BH: That could have gone a completely different way! "Why the stupid storm sounds," you could have said.


JK: Chris and I had multiple conversations. Correct me if I’m wrong here, about "Whirlwind," but because Carrie was from Oklahoma, we thought maybe there was a place in her career that involved a tornado.


BH: So you just hammered the nail in, Tompkins, right?


Chris Tompkins: Yeah! After "Whirlwind," knowing all that stuff, we’re still kind of messing around. We didn’t know how stormy (the song) was about to get.


JK: When we got to the bridge and started to drop the word, ‘Oklahoma’ in, and it melodically started to feel like Carrie, we kind of knew we were either going to crush a Carrie Underwood song here or there would be no one to record this song.
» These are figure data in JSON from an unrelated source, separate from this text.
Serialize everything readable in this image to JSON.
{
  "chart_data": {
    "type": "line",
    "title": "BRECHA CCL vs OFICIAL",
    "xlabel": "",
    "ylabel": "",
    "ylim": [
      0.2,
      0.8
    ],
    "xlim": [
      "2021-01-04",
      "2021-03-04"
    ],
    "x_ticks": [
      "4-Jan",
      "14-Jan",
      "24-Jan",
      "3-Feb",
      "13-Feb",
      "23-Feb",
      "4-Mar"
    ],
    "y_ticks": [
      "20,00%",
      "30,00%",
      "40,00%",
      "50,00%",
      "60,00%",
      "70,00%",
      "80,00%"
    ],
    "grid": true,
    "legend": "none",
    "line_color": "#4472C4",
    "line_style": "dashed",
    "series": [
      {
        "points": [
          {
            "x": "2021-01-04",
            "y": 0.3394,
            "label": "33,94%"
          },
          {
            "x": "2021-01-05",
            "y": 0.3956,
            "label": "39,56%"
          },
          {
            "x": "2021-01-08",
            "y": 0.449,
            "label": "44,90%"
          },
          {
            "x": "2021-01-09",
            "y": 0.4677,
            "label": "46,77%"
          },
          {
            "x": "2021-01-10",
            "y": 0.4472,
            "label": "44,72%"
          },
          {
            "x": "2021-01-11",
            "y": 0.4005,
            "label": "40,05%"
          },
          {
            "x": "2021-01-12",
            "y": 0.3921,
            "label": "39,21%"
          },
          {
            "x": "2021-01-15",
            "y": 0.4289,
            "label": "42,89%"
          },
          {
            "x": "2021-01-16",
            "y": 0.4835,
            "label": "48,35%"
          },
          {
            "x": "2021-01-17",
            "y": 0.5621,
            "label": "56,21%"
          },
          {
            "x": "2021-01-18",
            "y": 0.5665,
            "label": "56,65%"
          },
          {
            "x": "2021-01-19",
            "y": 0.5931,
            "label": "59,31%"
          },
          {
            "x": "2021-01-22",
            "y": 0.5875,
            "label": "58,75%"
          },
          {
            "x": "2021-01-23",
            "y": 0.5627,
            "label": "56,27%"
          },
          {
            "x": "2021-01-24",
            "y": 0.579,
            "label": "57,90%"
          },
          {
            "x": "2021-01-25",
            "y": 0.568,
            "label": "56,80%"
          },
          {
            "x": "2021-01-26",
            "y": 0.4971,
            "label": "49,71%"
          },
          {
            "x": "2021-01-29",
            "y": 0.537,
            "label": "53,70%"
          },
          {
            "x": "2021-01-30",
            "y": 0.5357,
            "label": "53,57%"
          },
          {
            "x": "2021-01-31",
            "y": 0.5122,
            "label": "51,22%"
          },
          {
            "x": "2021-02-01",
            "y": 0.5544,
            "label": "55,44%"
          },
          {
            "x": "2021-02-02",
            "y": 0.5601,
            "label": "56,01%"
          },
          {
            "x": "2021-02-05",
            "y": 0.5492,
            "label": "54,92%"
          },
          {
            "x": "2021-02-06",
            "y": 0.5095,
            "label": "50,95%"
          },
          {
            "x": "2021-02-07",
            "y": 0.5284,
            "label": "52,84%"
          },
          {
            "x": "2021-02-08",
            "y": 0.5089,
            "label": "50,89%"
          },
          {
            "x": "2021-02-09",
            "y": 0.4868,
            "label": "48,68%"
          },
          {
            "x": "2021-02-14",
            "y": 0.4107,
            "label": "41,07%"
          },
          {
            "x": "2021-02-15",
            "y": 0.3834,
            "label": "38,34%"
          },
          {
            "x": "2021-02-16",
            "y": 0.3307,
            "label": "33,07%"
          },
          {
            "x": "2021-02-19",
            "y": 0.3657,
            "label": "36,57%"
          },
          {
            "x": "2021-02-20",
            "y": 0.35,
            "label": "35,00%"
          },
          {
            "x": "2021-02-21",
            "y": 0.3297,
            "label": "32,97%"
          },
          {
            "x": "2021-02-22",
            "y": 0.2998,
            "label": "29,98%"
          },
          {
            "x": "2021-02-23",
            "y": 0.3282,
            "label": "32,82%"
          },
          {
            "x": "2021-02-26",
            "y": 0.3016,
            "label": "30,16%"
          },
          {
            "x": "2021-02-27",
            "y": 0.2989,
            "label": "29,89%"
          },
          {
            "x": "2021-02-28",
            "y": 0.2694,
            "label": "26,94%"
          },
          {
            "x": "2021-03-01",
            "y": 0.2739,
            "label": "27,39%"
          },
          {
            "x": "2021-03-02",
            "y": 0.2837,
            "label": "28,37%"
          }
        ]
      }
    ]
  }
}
So, it had to be perfect for her.




BH: You’re taking a risk because you can write a song for somebody and they never (record) it, but she (recorded) this one. Why?”


JK: The first time we ended up sitting down to write with Carrie, the two of us, was right before the "Blown Away" album. We head over to her writing cabin and sit down. The three of us are getting ready to write the first time and she says, “Guys, I haven’t been feeling like making a record.”




Of course, that is not what you want to hear from an artist you are about to write with. Then she says, “At least that’s how I felt until I heard ‘Blown Away’. The minute I heard that song, I was ready to go back into the studio, because that song had to be mine.”


BH: Do you hear from the fans that (the song) has an emotional resonance (with)? I’ve heard people tell you guys that after you have played it at shows. It touches people.


CT: Yeah, I’ve gotten a lot of that. Unfortunately, there’s a lot of people who have been in broken homes, abusive relationships or families. It feels good to have touched on that.


BH: Is there anything we don’t know about this song?


JK: My personal favorite thing about the song is the revenge aspect of it. It’s hard to create a scenario in which somebody gets what they deserve without somebody actually having to do something to them. In this particular case, you could let nature take its course and something larger than all of us is the karmic force that creates the revenge and the payoff. That is a pretty rare thing to pull off thematically. It was fun to land on that.


That was Chris’ genius. We wrote the first verse and chorus the day we started. We left and came back, and Chris had already come up with the piece about the daddy laying passed out on the couch and hiding in the cellar and not coming out. We reworded it a little, but the idea was there. It was pretty brilliant.
 

lolita55

Active member
This is a good interview, and I never knew that they started writing before he cheats for Gretchen. Although she would have done a good job on it. Not like Carrie, but it still would have been good.